In either case, this seems like a healthier situation, although with less market-wide correlation we seem to be in a market where individual stock selection can have a larger effect.
All told this week, the S&P gained 2.6%, the Nadsaq rose 2.7%, and the Dow Jones added 2.4%.
The story of the major indices is similar in almost every way. All the indices have performed extremely well since the Christmas holiday, with solid strength enabling them to rise through resistance, creating the support needed to continue higher after pullbacks. Each of the indices has pushed through their 8, 20, and 50-day moving averages, but are all under similar pressure from their 100-day moving averages.
We will look at each index on a 1-year chart and 3-month chart. The 1-year chart will enable us to see why support (dotted lines) and resistance (solid lines) are placed at those levels, and the 3-month chart will let us see a clearer picture of where the indices truly stand.
The S&P’s 8-day moving average (red line) has served as a great level of support, with the index rebounding almost every time it encountered it. The times the S&P fell below the 8-day, it was saved by support around 2,620. In almost every case where the 8-day intersected with support/resistance levels, it gave the S&P a substantial boost. The S&P was able to break through resistance at 2,700, but immediately stalled when encountering its 100-day moving average (blue line). Hopefully, the 2,700 level that has now become support will give the index the strength needed to push through the 100-day. If the S&P can push through, the more ominous picture is the 200-day moving average (green line) converging with resistance at 2,740. Should the S&P fall from its current level, it has gained enough support levels to have a decent chance of rebounding quickly.
The Nasdaq has tested the 7,200 level of resistance a couple of times in recent weeks, but the 8-day moving average (red line) came through for support. The Nasdaq turned the 7,200 level into support this week, which will likely help to push the index higher. The Nasdaq looked as if it would turn resistance around 7,250 into support but was stopped in its tracks by the 100-day moving average (green line). If the Nasdaq can break through here, it has a reasonable amount of room to run before encountering strong resistance at 7,425 and the dreaded 200-day moving average (yellow line).
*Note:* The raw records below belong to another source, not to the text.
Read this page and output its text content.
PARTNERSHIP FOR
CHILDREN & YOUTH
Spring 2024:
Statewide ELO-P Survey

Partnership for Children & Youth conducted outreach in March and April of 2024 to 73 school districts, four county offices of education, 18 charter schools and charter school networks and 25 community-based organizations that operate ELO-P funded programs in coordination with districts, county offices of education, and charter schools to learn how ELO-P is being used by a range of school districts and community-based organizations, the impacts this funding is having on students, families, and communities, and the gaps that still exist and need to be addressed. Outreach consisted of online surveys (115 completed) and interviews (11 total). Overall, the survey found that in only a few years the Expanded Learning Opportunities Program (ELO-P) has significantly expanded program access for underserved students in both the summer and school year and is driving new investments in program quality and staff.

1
Dow Jones Industrial Average
Hopefully for the Dow, the 8-day moving average (red line), which has been great support for the index, can continue to push the Dow higher as it converges with support at 24,800. The Dow is the index under the heaviest pressure as its 100-day (blue line) and 200-day (green line) moving averages are both converging near resistance at 25,000. The Dow will need all the strength and support it can get, as the 25,000 will be a big barrier for the index to overcome.
The Russell only has a couple of strong levels of technical support but does have support in its 8-day (red line) and 20-day (blue line) moving averages. Since the index performed so poorly in recent months, it is just starting to encounter the heavier levels of technical resistance that other indices have already been dealing with for the past couple of weeks. If the Russell can break through the resistance just below 1,520, where the 100-day moving average (green line) is closing in, it may have a difficult time as resistance becomes thick between its current price and 1,600.